“Drought” can be a four-letter word to many lawncare enthusiasts. Homeowners who put in the hours and hard work to create beautiful, lush lawns can see the fruits of all their labor gradually disappear when drought sets in. That can be both frustrating to homeowners and detrimental to long-term lawn health.
Treating lawns during drought or dry periods can be tricky, as some homeowners may be forced to adhere to water restrictions established by their local governments. Still, there are some ways to obey the law and still help lawns withstand drought and dry periods.
- Postpone fertilizer applications. Fertilizers are designed to help grass grow, but growing grass needs water it won’t have access to when water restrictions have been put in place. If a lawn needs to be fertilized during drought or dry periods, homeowners should consult with lawncare professionals, who may have experience applying fertilizer during drought. Professionals also may have access to more fertilizing products than homeowners will find at nearby lawn and garden centers.
- Pull weeds by hand instead of applying herbicides. Herbicides are substances used to destroy unwanted vegetation, such as weeds. When applied during droughts or dry periods, such products can make it harder for grass to overcome weeds. Instead of applying herbicides during drought or dry periods, pull weeds by hand. Doing so can address a weed problem without harming the grass.

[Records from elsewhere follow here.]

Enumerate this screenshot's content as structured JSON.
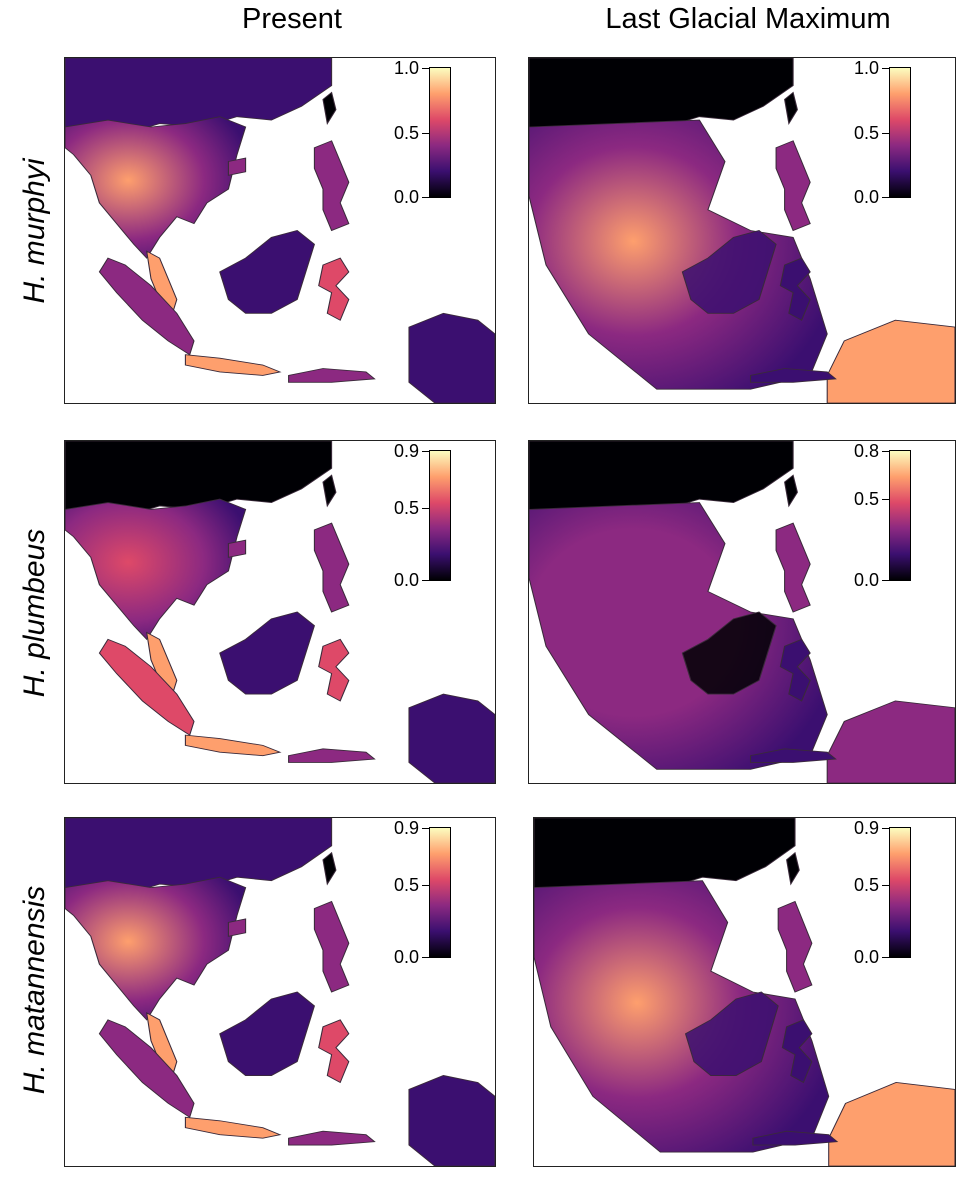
{
  "columns": [
    "Present",
    "Last Glacial Maximum"
  ],
  "rows": [
    {
      "species": "H. murphyi",
      "present": {
        "ticks": [
          "1.0",
          "0.5",
          "0.0"
        ],
        "max": 1.0,
        "variant": "murphyi-present"
      },
      "lgm": {
        "ticks": [
          "1.0",
          "0.5",
          "0.0"
        ],
        "max": 1.0,
        "variant": "murphyi-lgm"
      }
    },
    {
      "species": "H. plumbeus",
      "present": {
        "ticks": [
          "0.9",
          "0.5",
          "0.0"
        ],
        "max": 0.9,
        "variant": "plumbeus-present"
      },
      "lgm": {
        "ticks": [
          "0.8",
          "0.5",
          "0.0"
        ],
        "max": 0.8,
        "variant": "plumbeus-lgm"
      }
    },
    {
      "species": "H. matannensis",
      "present": {
        "ticks": [
          "0.9",
          "0.5",
          "0.0"
        ],
        "max": 0.9,
        "variant": "matannensis-present"
      },
      "lgm": {
        "ticks": [
          "0.9",
          "0.5",
          "0.0"
        ],
        "max": 0.9,
        "variant": "matannensis-lgm"
      }
    }
  ],
  "colormap": {
    "name": "magma",
    "stops": [
      "#000004",
      "#3b0f70",
      "#8c2981",
      "#de4968",
      "#fe9f6d",
      "#fcfdbf"
    ]
  }
}
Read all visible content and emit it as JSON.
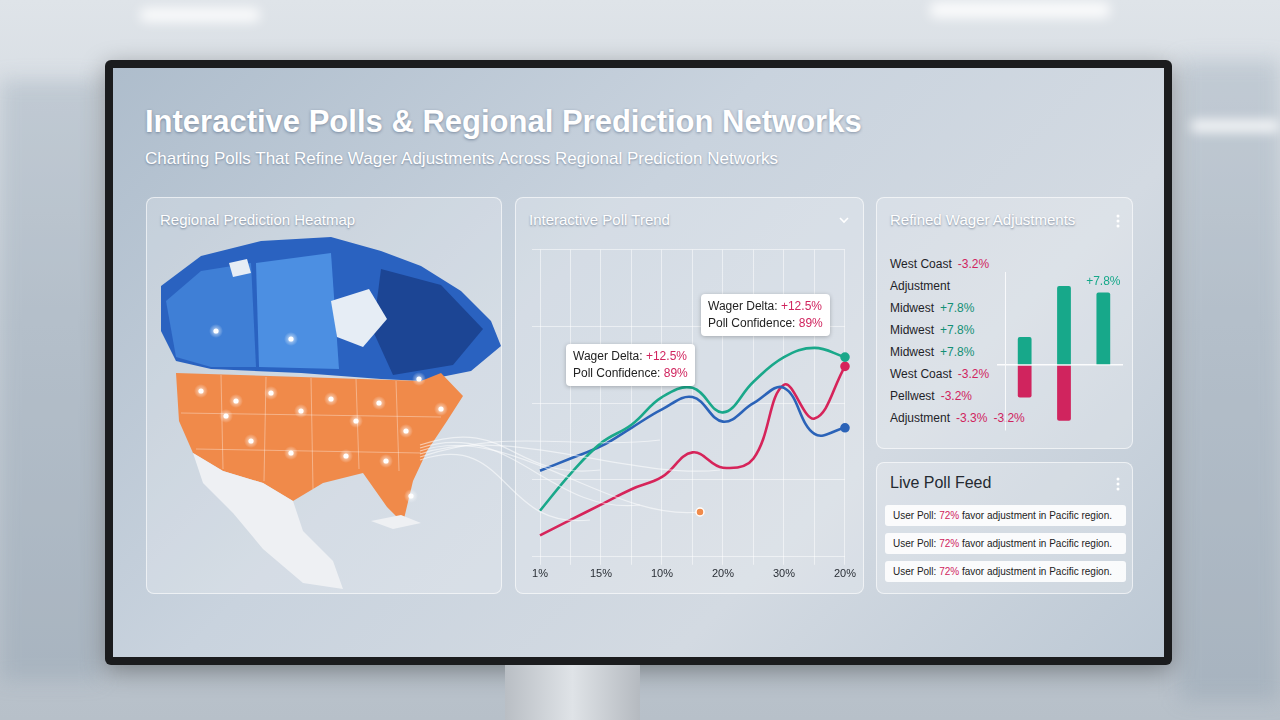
{
  "header": {
    "title": "Interactive Polls & Regional Prediction Networks",
    "subtitle": "Charting Polls That Refine Wager Adjustments Across Regional Prediction Networks"
  },
  "map_panel": {
    "title": "Regional Prediction Heatmap"
  },
  "chart_data": [
    {
      "type": "line",
      "title": "Interactive Poll Trend",
      "categories": [
        "1%",
        null,
        "15%",
        null,
        "10%",
        null,
        "20%",
        null,
        "30%",
        null,
        "20%"
      ],
      "series": [
        {
          "color": "#1aa88a",
          "values": [
            15,
            27,
            37,
            43,
            52,
            55,
            47,
            57,
            65,
            68,
            65
          ]
        },
        {
          "color": "#2b63b8",
          "values": [
            28,
            32,
            36,
            42,
            48,
            52,
            44,
            50,
            55,
            40,
            42
          ]
        },
        {
          "color": "#d6245a",
          "values": [
            7,
            12,
            17,
            22,
            26,
            34,
            29,
            32,
            56,
            45,
            62
          ]
        }
      ],
      "ylim": [
        0,
        100
      ],
      "yticks": [
        0,
        25,
        50,
        75,
        100
      ],
      "grid": true,
      "tick_labels": "x",
      "annotations": [
        {
          "lines": [
            [
              "Wager Delta:",
              "+12.5%"
            ],
            [
              "Poll Confidence:",
              "89%"
            ]
          ]
        },
        {
          "lines": [
            [
              "Wager Delta:",
              "+12.5%"
            ],
            [
              "Poll Confidence:",
              "89%"
            ]
          ]
        }
      ]
    },
    {
      "type": "bar",
      "title": "Refined Wager Adjustments",
      "categories": [
        null,
        null,
        null
      ],
      "series": [
        {
          "color": "#17a88a",
          "values": [
            3.0,
            8.5,
            7.8
          ],
          "value_labels": [
            null,
            null,
            "+7.8%"
          ]
        },
        {
          "color": "#d0245e",
          "values": [
            -3.5,
            -6.0,
            null
          ]
        }
      ],
      "stacked": true,
      "data_labels": true,
      "ylim": [
        -7,
        10
      ],
      "yticks": [
        0
      ],
      "grid": true,
      "tick_labels": false,
      "annotations": [
        {
          "parts": [
            "West Coast",
            "-3.2%"
          ]
        },
        {
          "parts": [
            "Adjustment"
          ]
        },
        {
          "parts": [
            "Midwest",
            "+7.8%"
          ]
        },
        {
          "parts": [
            "Midwest",
            "+7.8%"
          ]
        },
        {
          "parts": [
            "Midwest",
            "+7.8%"
          ]
        },
        {
          "parts": [
            "West Coast",
            "-3.2%"
          ]
        },
        {
          "parts": [
            "Pellwest",
            "-3.2%"
          ]
        },
        {
          "parts": [
            "Adjustment",
            "-3.3%",
            "-3.2%"
          ]
        }
      ]
    }
  ],
  "poll_feed": {
    "title": "Live Poll Feed",
    "items": [
      {
        "parts": [
          "User Poll:",
          "72%",
          "favor adjustment in Pacific region."
        ]
      },
      {
        "parts": [
          "User Poll:",
          "72%",
          "favor adjustment in Pacific region."
        ]
      },
      {
        "parts": [
          "User Poll:",
          "72%",
          "favor adjustment in Pacific region."
        ]
      }
    ]
  }
}
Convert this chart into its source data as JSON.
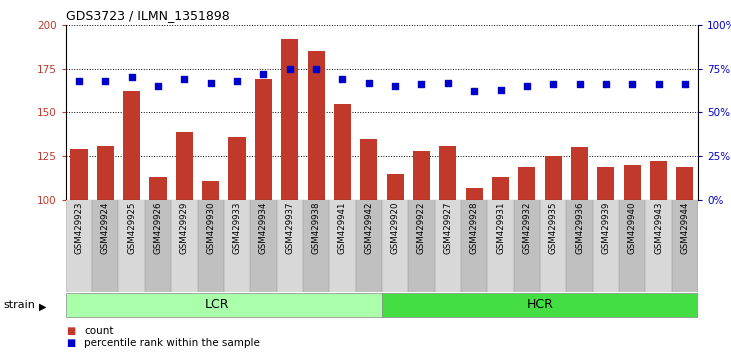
{
  "title": "GDS3723 / ILMN_1351898",
  "samples": [
    "GSM429923",
    "GSM429924",
    "GSM429925",
    "GSM429926",
    "GSM429929",
    "GSM429930",
    "GSM429933",
    "GSM429934",
    "GSM429937",
    "GSM429938",
    "GSM429941",
    "GSM429942",
    "GSM429920",
    "GSM429922",
    "GSM429927",
    "GSM429928",
    "GSM429931",
    "GSM429932",
    "GSM429935",
    "GSM429936",
    "GSM429939",
    "GSM429940",
    "GSM429943",
    "GSM429944"
  ],
  "bar_values": [
    129,
    131,
    162,
    113,
    139,
    111,
    136,
    169,
    192,
    185,
    155,
    135,
    115,
    128,
    131,
    107,
    113,
    119,
    125,
    130,
    119,
    120,
    122,
    119
  ],
  "dot_values": [
    68,
    68,
    70,
    65,
    69,
    67,
    68,
    72,
    75,
    75,
    69,
    67,
    65,
    66,
    67,
    62,
    63,
    65,
    66,
    66,
    66,
    66,
    66,
    66
  ],
  "bar_color": "#C0392B",
  "dot_color": "#0000CC",
  "ylim_left": [
    100,
    200
  ],
  "ylim_right": [
    0,
    100
  ],
  "yticks_left": [
    100,
    125,
    150,
    175,
    200
  ],
  "yticks_right": [
    0,
    25,
    50,
    75,
    100
  ],
  "yticklabels_right": [
    "0%",
    "25%",
    "50%",
    "75%",
    "100%"
  ],
  "lcr_count": 12,
  "hcr_count": 12,
  "lcr_color": "#AAFFAA",
  "hcr_color": "#44DD44",
  "legend_count": "count",
  "legend_percentile": "percentile rank within the sample",
  "bar_color_legend": "#C0392B",
  "dot_color_legend": "#0000CC",
  "tick_color_left": "#C0392B",
  "tick_color_right": "#0000CC",
  "grid_color": "#000000",
  "label_bg_even": "#D8D8D8",
  "label_bg_odd": "#C0C0C0"
}
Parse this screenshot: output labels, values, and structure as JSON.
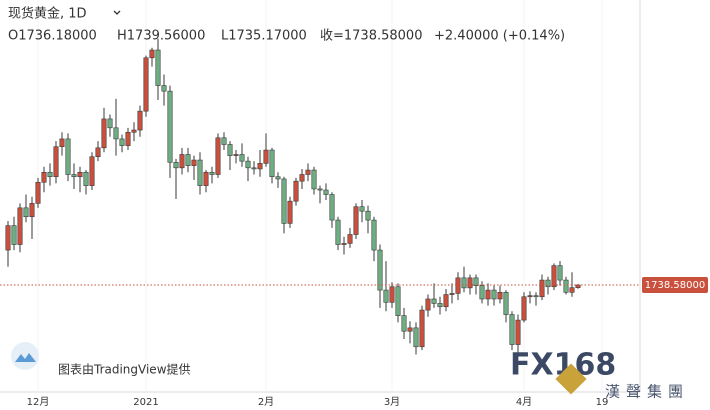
{
  "chart_data": {
    "type": "candlestick",
    "symbol": "现货黄金, 1D",
    "legend_text": [
      "O1736.18000",
      "H1739.56000",
      "L1735.17000",
      "收=1738.58000",
      "+2.40000 (+0.14%)"
    ],
    "last_price_label": "1738.58000",
    "attribution": "图表由TradingView提供",
    "watermark": [
      "FX168",
      "漢聲集團"
    ],
    "up_color": "#c8503c",
    "down_color": "#6fae83",
    "ylim": [
      1648.6,
      1995
    ],
    "categories": [
      null,
      null,
      null,
      null,
      null,
      "12月",
      null,
      null,
      null,
      null,
      null,
      null,
      null,
      null,
      null,
      null,
      null,
      null,
      null,
      null,
      null,
      null,
      null,
      "2021",
      null,
      null,
      null,
      null,
      null,
      null,
      null,
      null,
      null,
      null,
      null,
      null,
      null,
      null,
      null,
      null,
      null,
      null,
      null,
      "2月",
      null,
      null,
      null,
      null,
      null,
      null,
      null,
      null,
      null,
      null,
      null,
      null,
      null,
      null,
      null,
      null,
      null,
      null,
      null,
      null,
      "3月",
      null,
      null,
      null,
      null,
      null,
      null,
      null,
      null,
      null,
      null,
      null,
      null,
      null,
      null,
      null,
      null,
      null,
      null,
      null,
      null,
      null,
      "4月",
      null,
      null,
      null,
      null,
      null,
      null,
      null,
      null,
      null,
      null,
      null,
      null,
      "19"
    ],
    "open": [
      1770,
      1792,
      1775,
      1808,
      1800,
      1812,
      1831,
      1840,
      1836,
      1863,
      1870,
      1838,
      1836,
      1840,
      1828,
      1854,
      1862,
      1888,
      1880,
      1870,
      1864,
      1876,
      1878,
      1895,
      1943,
      1950,
      1918,
      1913,
      1849,
      1844,
      1856,
      1846,
      1851,
      1828,
      1840,
      1838,
      1871,
      1865,
      1855,
      1856,
      1850,
      1844,
      1843,
      1848,
      1860,
      1836,
      1834,
      1794,
      1814,
      1832,
      1838,
      1842,
      1825,
      1824,
      1820,
      1797,
      1775,
      1776,
      1784,
      1809,
      1805,
      1797,
      1770,
      1734,
      1723,
      1737,
      1711,
      1697,
      1700,
      1683,
      1716,
      1726,
      1722,
      1719,
      1730,
      1731,
      1745,
      1736,
      1745,
      1738,
      1726,
      1734,
      1726,
      1732,
      1712,
      1685,
      1707,
      1728,
      1729,
      1728,
      1743,
      1737,
      1756,
      1743,
      1732,
      1736.18,
      null,
      null,
      null,
      null
    ],
    "high": [
      1796,
      1800,
      1812,
      1820,
      1818,
      1835,
      1845,
      1848,
      1868,
      1876,
      1875,
      1848,
      1845,
      1842,
      1858,
      1868,
      1898,
      1892,
      1906,
      1874,
      1880,
      1885,
      1900,
      1945,
      1952,
      1960,
      1928,
      1918,
      1852,
      1862,
      1862,
      1855,
      1858,
      1842,
      1845,
      1875,
      1876,
      1868,
      1860,
      1866,
      1854,
      1850,
      1860,
      1875,
      1862,
      1840,
      1836,
      1818,
      1835,
      1843,
      1848,
      1845,
      1828,
      1830,
      1822,
      1800,
      1782,
      1790,
      1812,
      1815,
      1810,
      1800,
      1775,
      1760,
      1741,
      1740,
      1718,
      1706,
      1705,
      1720,
      1730,
      1740,
      1728,
      1735,
      1740,
      1750,
      1755,
      1748,
      1748,
      1742,
      1740,
      1738,
      1738,
      1734,
      1715,
      1712,
      1732,
      1733,
      1732,
      1748,
      1746,
      1758,
      1760,
      1746,
      1750,
      1739.56,
      null,
      null,
      null,
      null
    ],
    "low": [
      1755,
      1770,
      1768,
      1795,
      1780,
      1808,
      1822,
      1828,
      1830,
      1855,
      1832,
      1825,
      1822,
      1820,
      1824,
      1850,
      1858,
      1872,
      1855,
      1858,
      1860,
      1868,
      1872,
      1890,
      1935,
      1905,
      1900,
      1835,
      1816,
      1838,
      1840,
      1833,
      1820,
      1822,
      1830,
      1835,
      1860,
      1842,
      1848,
      1845,
      1832,
      1838,
      1836,
      1845,
      1830,
      1826,
      1785,
      1790,
      1810,
      1825,
      1832,
      1820,
      1812,
      1815,
      1790,
      1770,
      1766,
      1772,
      1780,
      1795,
      1785,
      1760,
      1718,
      1715,
      1718,
      1705,
      1690,
      1686,
      1676,
      1680,
      1710,
      1718,
      1712,
      1715,
      1722,
      1725,
      1732,
      1730,
      1730,
      1722,
      1720,
      1720,
      1722,
      1705,
      1680,
      1678,
      1705,
      1722,
      1720,
      1725,
      1730,
      1734,
      1738,
      1730,
      1728,
      1735.17,
      null,
      null,
      null,
      null
    ],
    "close": [
      1792,
      1775,
      1808,
      1800,
      1812,
      1831,
      1840,
      1836,
      1863,
      1870,
      1838,
      1836,
      1840,
      1828,
      1854,
      1862,
      1888,
      1880,
      1870,
      1864,
      1876,
      1878,
      1895,
      1943,
      1950,
      1918,
      1913,
      1849,
      1844,
      1856,
      1846,
      1851,
      1828,
      1840,
      1838,
      1871,
      1865,
      1855,
      1856,
      1850,
      1844,
      1843,
      1848,
      1860,
      1836,
      1834,
      1794,
      1814,
      1832,
      1838,
      1842,
      1825,
      1824,
      1820,
      1797,
      1775,
      1776,
      1784,
      1809,
      1805,
      1797,
      1770,
      1734,
      1723,
      1737,
      1711,
      1697,
      1700,
      1683,
      1716,
      1726,
      1722,
      1719,
      1730,
      1731,
      1745,
      1736,
      1745,
      1738,
      1726,
      1734,
      1726,
      1732,
      1712,
      1685,
      1707,
      1728,
      1729,
      1728,
      1743,
      1737,
      1756,
      1743,
      1732,
      1736.18,
      1738.58,
      null,
      null,
      null,
      null
    ]
  }
}
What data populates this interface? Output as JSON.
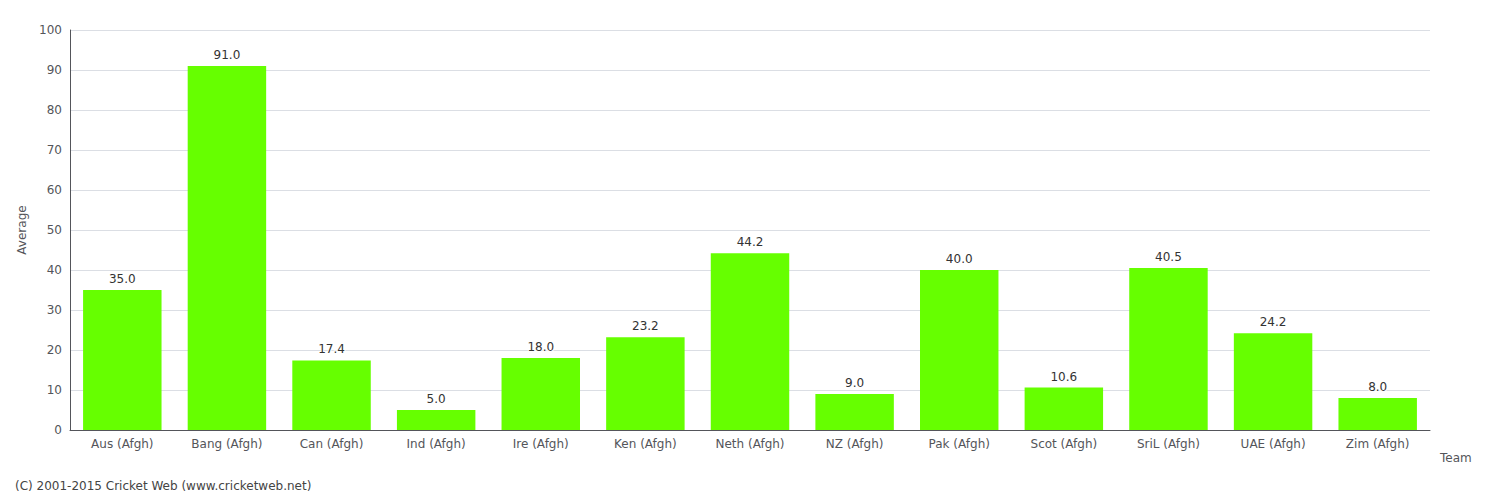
{
  "chart_data": {
    "type": "bar",
    "categories": [
      "Aus (Afgh)",
      "Bang (Afgh)",
      "Can (Afgh)",
      "Ind (Afgh)",
      "Ire (Afgh)",
      "Ken (Afgh)",
      "Neth (Afgh)",
      "NZ (Afgh)",
      "Pak (Afgh)",
      "Scot (Afgh)",
      "SriL (Afgh)",
      "UAE (Afgh)",
      "Zim (Afgh)"
    ],
    "values": [
      35.0,
      91.0,
      17.4,
      5.0,
      18.0,
      23.2,
      44.2,
      9.0,
      40.0,
      10.6,
      40.5,
      24.2,
      8.0
    ],
    "value_labels": [
      "35.0",
      "91.0",
      "17.4",
      "5.0",
      "18.0",
      "23.2",
      "44.2",
      "9.0",
      "40.0",
      "10.6",
      "40.5",
      "24.2",
      "8.0"
    ],
    "data_labels": true,
    "color": "#66ff00",
    "xlabel": "Team",
    "ylabel": "Average",
    "annotations": [
      "(C) 2001-2015 Cricket Web (www.cricketweb.net)"
    ],
    "ylim": [
      0,
      100
    ],
    "yticks": [
      0,
      10,
      20,
      30,
      40,
      50,
      60,
      70,
      80,
      90,
      100
    ],
    "grid": true
  }
}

- Water early. Water restrictions might not completely deny homeowners the right to water their lawns. Rather, such regulations restrict how much water homeowners can use to treat their lawns during drought or dry periods. Watering early, ideally between the hours of 4 a.m. and 8 a.m., ensures as little water as possible will be lost to evaporation and as much as possible will find its way onto the grass and into the soil. During periods of drought, temperatures tend to be at their highest in mid- to late-afternoon, so change automatic sprinkler timers if they are set to water during these hours.
- Adjust lawnmower blade height. Grass grows more slowly during drought or dry periods. As a result, homeowners won’t need to mow as often during such times as they would when conditions are more favorable. But lawns may still need to be mowed during drought. When mowing, leave grass on the longer side. Mowing stresses grass, which is already under considerable stress during drought. By setting mower blades to cut no more than one-third of the leaf blade at a time, homeowners can encourage roots to grow deeper. Deep roots help the grass combat the effects of drought.